Это может пониматься двояко. С одной стороны, Церковь отказывается тем самым от того, чтобы примеривать к себе образ старухи-процентщицы, с другой — как быть с ролью Церкви как выразительницы универсального послания всем, кто думает о душе.
Все ли они будут рассматриваться как «православные инвесторы»? Равнозначно ли появление фигуры «православного инвестора» отпущению грехов? Каков статус фигуры инвестора в современных интерпретациях православно-христианской догматики? Является ли инвестором Спаситель? Могут ли считаться пакетными инвесторами апостолы? А может быть, инвесторами являлись как раз те, кто кричали «распни»?
Заявляя о себе как о хозяйствующем субъекте, православная церковь избирает на этот раз обязывающее организационное воплощение этой роли — институт банка. История этого института связана, как известно, с наследием иудейской традиции, роль которой в судьбе Иисуса Христа является, мягко говоря, неоднозначной.
Изначально слово «банк» являлось именованием для скамьи, на которой ростовщики осуществляли свои операции. С самого начала она стала каркасом для целой модели общества, в котором все люди друг другу — кредиторы, но никто никому ничего не должен. Пространство этого общества определяется скоростью обращения товаров и денег, его время измеряется динамикой нарастающих процентов. С течением времени скамейка менялы обросла заводами, газетами, пароходами.
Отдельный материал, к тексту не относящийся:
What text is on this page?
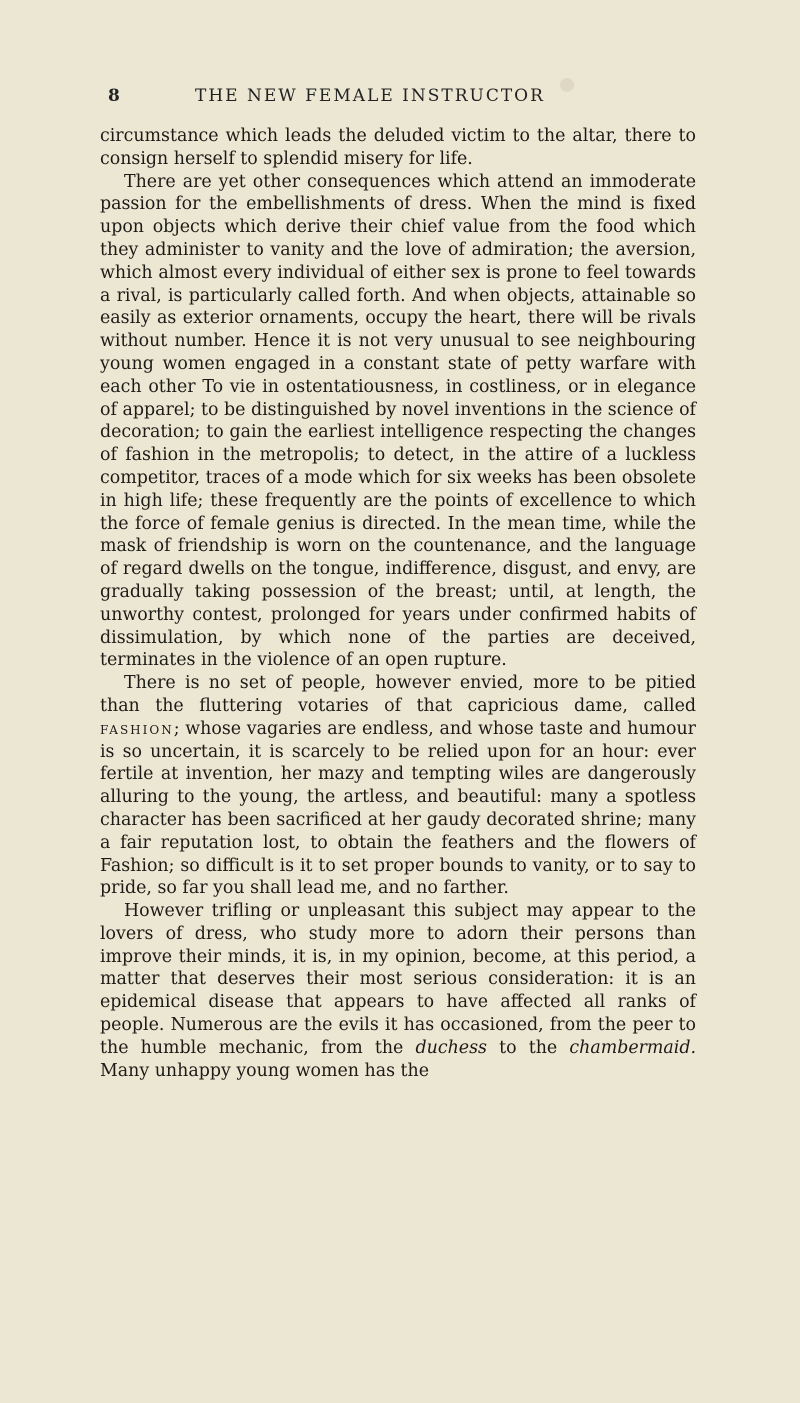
8	THE NEW FEMALE INSTRUCTOR

circumstance which leads the deluded victim to the altar, there to consign herself to splendid misery for life.

There are yet other consequences which attend an immoderate passion for the embellishments of dress. When the mind is fixed upon objects which derive their chief value from the food which they administer to vanity and the love of admiration; the aversion, which almost every individual of either sex is prone to feel towards a rival, is particularly called forth. And when objects, attainable so easily as exterior ornaments, occupy the heart, there will be rivals without number. Hence it is not very unusual to see neighbouring young women engaged in a constant state of petty warfare with each other To vie in ostentatiousness, in costliness, or in elegance of apparel; to be distinguished by novel inventions in the science of decoration; to gain the earliest intelligence respecting the changes of fashion in the metropolis; to detect, in the attire of a luckless competitor, traces of a mode which for six weeks has been obsolete in high life; these frequently are the points of excellence to which the force of female genius is directed. In the mean time, while the mask of friendship is worn on the countenance, and the language of regard dwells on the tongue, indifference, disgust, and envy, are gradually taking possession of the breast; until, at length, the unworthy contest, prolonged for years under confirmed habits of dissimulation, by which none of the parties are deceived, terminates in the violence of an open rupture.

There is no set of people, however envied, more to be pitied than the fluttering votaries of that capricious dame, called fashion; whose vagaries are endless, and whose taste and humour is so uncertain, it is scarcely to be relied upon for an hour: ever fertile at invention, her mazy and tempting wiles are dangerously alluring to the young, the artless, and beautiful: many a spotless character has been sacrificed at her gaudy decorated shrine; many a fair reputation lost, to obtain the feathers and the flowers of Fashion; so difficult is it to set proper bounds to vanity, or to say to pride, so far you shall lead me, and no farther.

However trifling or unpleasant this subject may appear to the lovers of dress, who study more to adorn their persons than improve their minds, it is, in my opinion, become, at this period, a matter that deserves their most serious consideration: it is an epidemical disease that appears to have affected all ranks of people. Numerous are the evils it has occasioned, from the peer to the humble mechanic, from the duchess to the chambermaid. Many unhappy young women has the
Создавая банк, РПЦ обозначает свое участие в этом процессе.
Одновременно почему-то оказалась забытой отечественная практика касс взаимопомощи, которые долгое время существовали де-факто, а в 1959 году были легализованы советскими профсоюзами.
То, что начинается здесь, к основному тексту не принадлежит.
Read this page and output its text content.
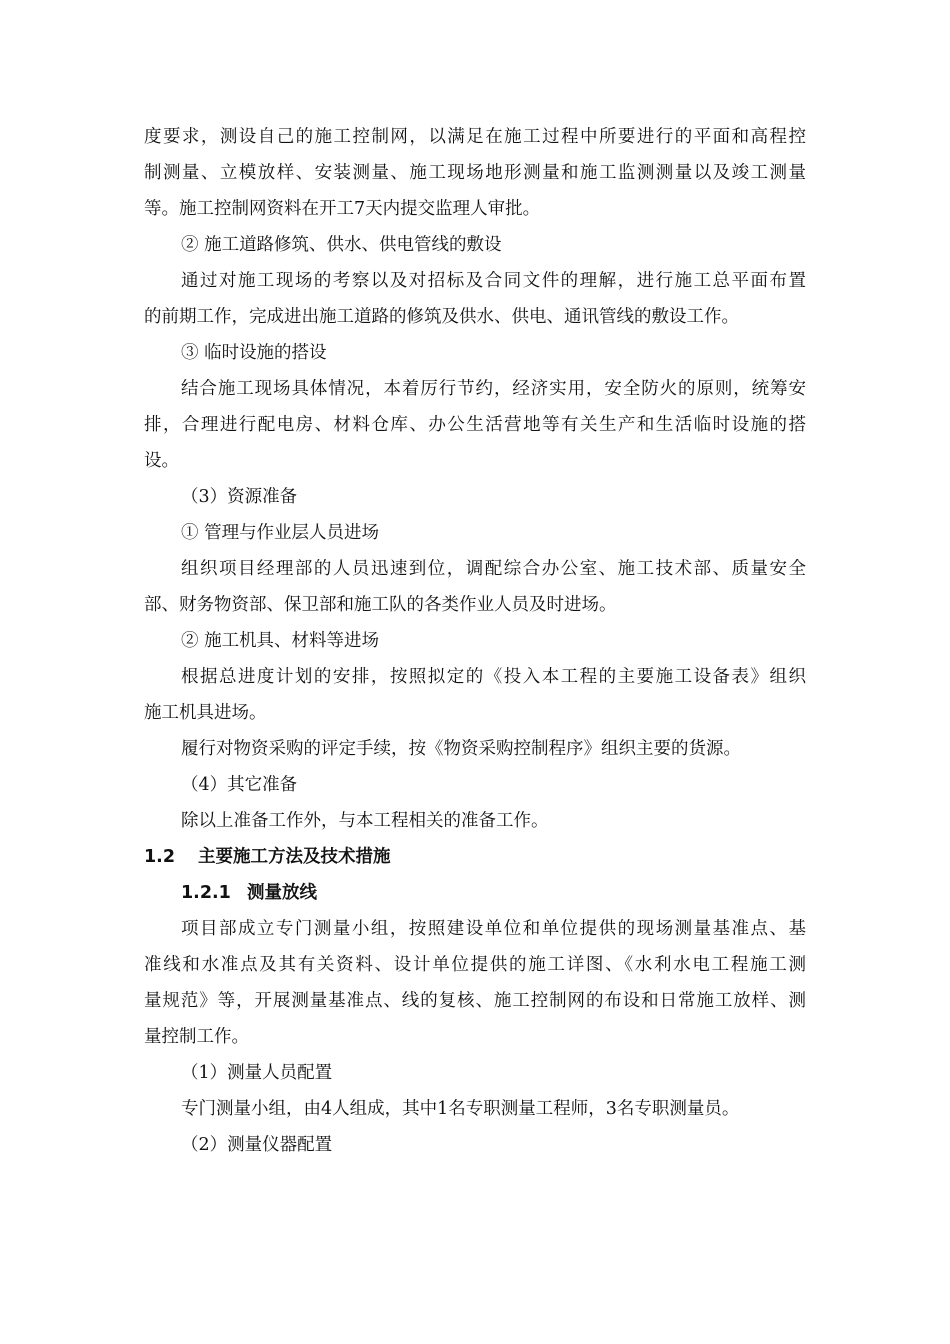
度要求，测设自己的施工控制网，以满足在施工过程中所要进行的平面和高程控
制测量、立模放样、安装测量、施工现场地形测量和施工监测测量以及竣工测量
等。施工控制网资料在开工7天内提交监理人审批。
② 施工道路修筑、供水、供电管线的敷设
通过对施工现场的考察以及对招标及合同文件的理解，进行施工总平面布置
的前期工作，完成进出施工道路的修筑及供水、供电、通讯管线的敷设工作。
③ 临时设施的搭设
结合施工现场具体情况，本着厉行节约，经济实用，安全防火的原则，统筹安
排，合理进行配电房、材料仓库、办公生活营地等有关生产和生活临时设施的搭
设。
（3）资源准备
① 管理与作业层人员进场
组织项目经理部的人员迅速到位，调配综合办公室、施工技术部、质量安全
部、财务物资部、保卫部和施工队的各类作业人员及时进场。
② 施工机具、材料等进场
根据总进度计划的安排，按照拟定的《投入本工程的主要施工设备表》组织
施工机具进场。
履行对物资采购的评定手续，按《物资采购控制程序》组织主要的货源。
（4）其它准备
除以上准备工作外，与本工程相关的准备工作。
1.2 主要施工方法及技术措施
1.2.1 测量放线
项目部成立专门测量小组，按照建设单位和单位提供的现场测量基准点、基
准线和水准点及其有关资料、设计单位提供的施工详图、《水利水电工程施工测
量规范》等，开展测量基准点、线的复核、施工控制网的布设和日常施工放样、测
量控制工作。
（1）测量人员配置
专门测量小组，由4人组成，其中1名专职测量工程师，3名专职测量员。
（2）测量仪器配置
Эти кассы являлись одним из немногих не отторгнутых действительностью институтов, чертежи которых были позаимствованны из произведений утопистов. Прообраз касс взаимопомощи описывается, например, в романе Чернышевского «Что делать».
Просуществовав до конца Советского Союза, на заре второго пришествия русского капитализма они трансформировались в финансовые пирамиды.
У представителей РПЦ были все основания не только вернуться к идее касс взаимопомощи, но и противопоставить ее, с одной стороны, системе банковского капитала, а с другой — капитализму имени МММ. Этого, однако, не произошло. Почему?
Я далек от мысли о том, будто само упоминание слова «банк» означает, что кое-какие представители Церкви впали в ересь «жидовствующих». Речь скорее о том, что в православии возникла тенденция к обоснованию усилившегося влияния Церкви на экономические процессы.
Как видно, это обоснование соотносит нас с теми изменениями в Церкви, о которых мало кто думает как внутри нее, так и за ее границами — монастырей и храмов. Появляется то, что стоит назвать протестантизмом внутри православия, но протестантизмом, во-первых, без Реформации, а во-вторых, для, что называется, «служебного пользования».
Протестантское движение в системе РПЦ оказывается стихийным. Но в отличие от классического протестантизма не открывает шлюзы перед стихией рынка, а логически вытекает из нее.
При этом доступ к благам «внутреннего протестантизма» организован строго и буквально иерархически: у корешков — иерархи, у вершков — паства. Закономерно, что подобный подход полностью воспроизводит генеалогию номенклатурного капитализма, в котором шансы на приобретение собственности диктовались положением в номенклатуре.
Авторы проекта православного банка не учитывают степени влияния создаваемого института на судьбу Церкви.
Формально банк создается «при ней». Однако, зная закономерности развития банковских структур, ничто не может предотвратить превращение Церкви в структуру «при банке».
Даже если этого не произойдет, феномен православного банка увязывает вопрос процента с вопросом об истинной вере. Процент извлекается из веры или вера растет сама собой в соответствии со ставкой процента?
Теперь эти позиции не предмет досужего спора, а принципы православной этики, возникшей в условиях новейшего русского капитализма.
Если последний превратит Церковь в финансовую пирамиду, будет горько, но, увы, не удивительно.